RFP Staff
♦ “Chasing the dragon” or smoking heroin or OxyCotin (called hillbilly heroin) has grown in popularity among teens and adults. Prescription abuse of opioid pain medications such as OxyContin has reached epidemic proportions throughout our county.
Word is out that prescription pain medication abuse hit our public school system hard. The popular method of ingestion is called “Chasing the Dragon,” a process in which addicts cut the pills into quarters, crush them, place them on aluminum, light the powder from underneath until the pill dust turns into a white smoke. Then a long inhalation of the smoke through a straw, giving its abusers a quick and intense ‘high’ similar to heroin.
The “Dragon-chasers,” rationalize that smoking the pills is a safer than swallowing them. What they fail to realize is that “Chasing the Dragon” can lead to slow death via toxic spongiform leukoencephalopathy. “Dragon Chasing” also turns on further drug-seeking behaviors, due to the tolerance-building.
On a recent edition of “A Week In Politics”, one of our questions dealt with the growing problem of over-prescribing of opioids and the heroin epidemic. One of the show’s panelists insisted the two problems were completely unconnected. But after the program, another panelist explained that once an addict starts crushing and smoking the pills, the only logical next step is for such an abuser to get higher is black tar heroin common in our area.
Locally and nationwide, physicians and physician assistants are prescribing narcotic painkillers to most patients who complain of severe pain. The thoughts of many “scrip doctors” (as they’re called on the streets) is that it’s a basic ‘right’ for their patients to live a pain-free life. What doctors won’t tell you, according to law enforcement professionals, is that each doctor has the ability to check on a computer system to see what opioids their patients are already taking prescribed by other doctors. Some doctors claim to be ‘too busy’ to check the system. Pharmacists may also check the system—a practice that irritates doctors who receive phone calls from pharmacists suspecting drug abuse when patients stagger into the pharmacy for pain meds, then stagger out to their cars and get behind the wheel. Some doctors wish the pharmacists would just mind their own business. Others claim they’re giving scrips to patients suffering with pain, in order to avoid malpractice liability. And some even claim they’re “safe” as long as they rely on what a patient tells them about the pain and they document it in their notes; that they’re not responsible for the way their patients use or abuse the medications they prescribe. Whether their patients “chase the dragon”, or just suck on that oxycodone pill until they’re high, once they leave the doctor’s office, so goes the thought process, the doctor is no longer responsible.

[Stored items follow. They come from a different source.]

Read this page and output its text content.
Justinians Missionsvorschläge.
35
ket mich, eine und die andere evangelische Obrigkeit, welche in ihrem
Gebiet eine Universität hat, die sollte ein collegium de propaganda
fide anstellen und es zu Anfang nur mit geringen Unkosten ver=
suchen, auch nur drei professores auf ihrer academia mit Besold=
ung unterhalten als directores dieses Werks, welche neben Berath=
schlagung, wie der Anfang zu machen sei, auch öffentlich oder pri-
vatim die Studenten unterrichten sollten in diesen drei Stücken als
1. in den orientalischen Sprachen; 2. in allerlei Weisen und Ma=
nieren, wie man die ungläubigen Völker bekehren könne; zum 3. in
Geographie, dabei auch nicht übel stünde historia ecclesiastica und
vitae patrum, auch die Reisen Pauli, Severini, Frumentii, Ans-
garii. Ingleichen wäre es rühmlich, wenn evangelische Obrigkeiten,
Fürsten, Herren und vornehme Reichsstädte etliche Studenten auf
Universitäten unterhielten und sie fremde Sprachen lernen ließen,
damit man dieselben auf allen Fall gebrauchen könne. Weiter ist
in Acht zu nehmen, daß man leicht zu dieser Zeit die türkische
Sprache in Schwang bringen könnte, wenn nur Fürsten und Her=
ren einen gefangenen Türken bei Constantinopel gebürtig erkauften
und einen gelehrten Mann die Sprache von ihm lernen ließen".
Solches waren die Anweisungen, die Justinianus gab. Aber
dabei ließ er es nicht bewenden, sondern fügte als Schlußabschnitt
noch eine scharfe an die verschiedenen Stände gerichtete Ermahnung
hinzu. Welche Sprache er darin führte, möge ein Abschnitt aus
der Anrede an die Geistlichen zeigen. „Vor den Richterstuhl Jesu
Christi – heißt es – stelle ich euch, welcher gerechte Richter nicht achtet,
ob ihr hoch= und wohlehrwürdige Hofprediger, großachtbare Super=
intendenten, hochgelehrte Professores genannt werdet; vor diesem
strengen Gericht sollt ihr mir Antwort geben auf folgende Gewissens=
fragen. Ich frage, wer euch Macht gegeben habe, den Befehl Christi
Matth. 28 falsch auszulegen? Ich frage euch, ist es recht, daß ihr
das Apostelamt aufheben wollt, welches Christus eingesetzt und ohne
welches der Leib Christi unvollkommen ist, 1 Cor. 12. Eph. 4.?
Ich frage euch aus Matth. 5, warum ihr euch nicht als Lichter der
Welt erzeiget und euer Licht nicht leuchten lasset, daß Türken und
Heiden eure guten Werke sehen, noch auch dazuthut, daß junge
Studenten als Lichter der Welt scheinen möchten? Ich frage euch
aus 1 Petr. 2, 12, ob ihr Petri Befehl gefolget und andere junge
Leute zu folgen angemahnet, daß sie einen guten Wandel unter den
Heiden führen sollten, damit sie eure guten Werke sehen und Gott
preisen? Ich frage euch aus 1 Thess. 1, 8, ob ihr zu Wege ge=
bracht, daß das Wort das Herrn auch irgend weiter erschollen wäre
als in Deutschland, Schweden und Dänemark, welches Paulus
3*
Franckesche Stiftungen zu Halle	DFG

Those same doctors wouldn’t dream of a two-minute computer look-up before writing the opioid scrips, until one day when the SBI or DEA come pounding on their doors. Then all the excuses go up like OxyCotin smoke and the reality of being an accused drug dealer sinks in. Grand jury indictments, subpoenas for patients, and in some cases, patients who never knew they’d been prescribed those medications, can be real career ender, especially in a small town. A case occurred locally years back, where a medical professional was prescribing opioids in exchange for young women to render sexual favors.
Some doctors are enabling the prescription drug epidemic in our county. They’re enabling the inevitable ‘next-step’ abuses of heroin. And some doctors are responsible for the cycle of addiction leading up to numerous deaths attributable to abuse of prescribed drugs. Until law enforcement makes an example out of a few more doctors, and physician assistants, the same tired responses get repeated. Families being affected by this epidemic are fed up.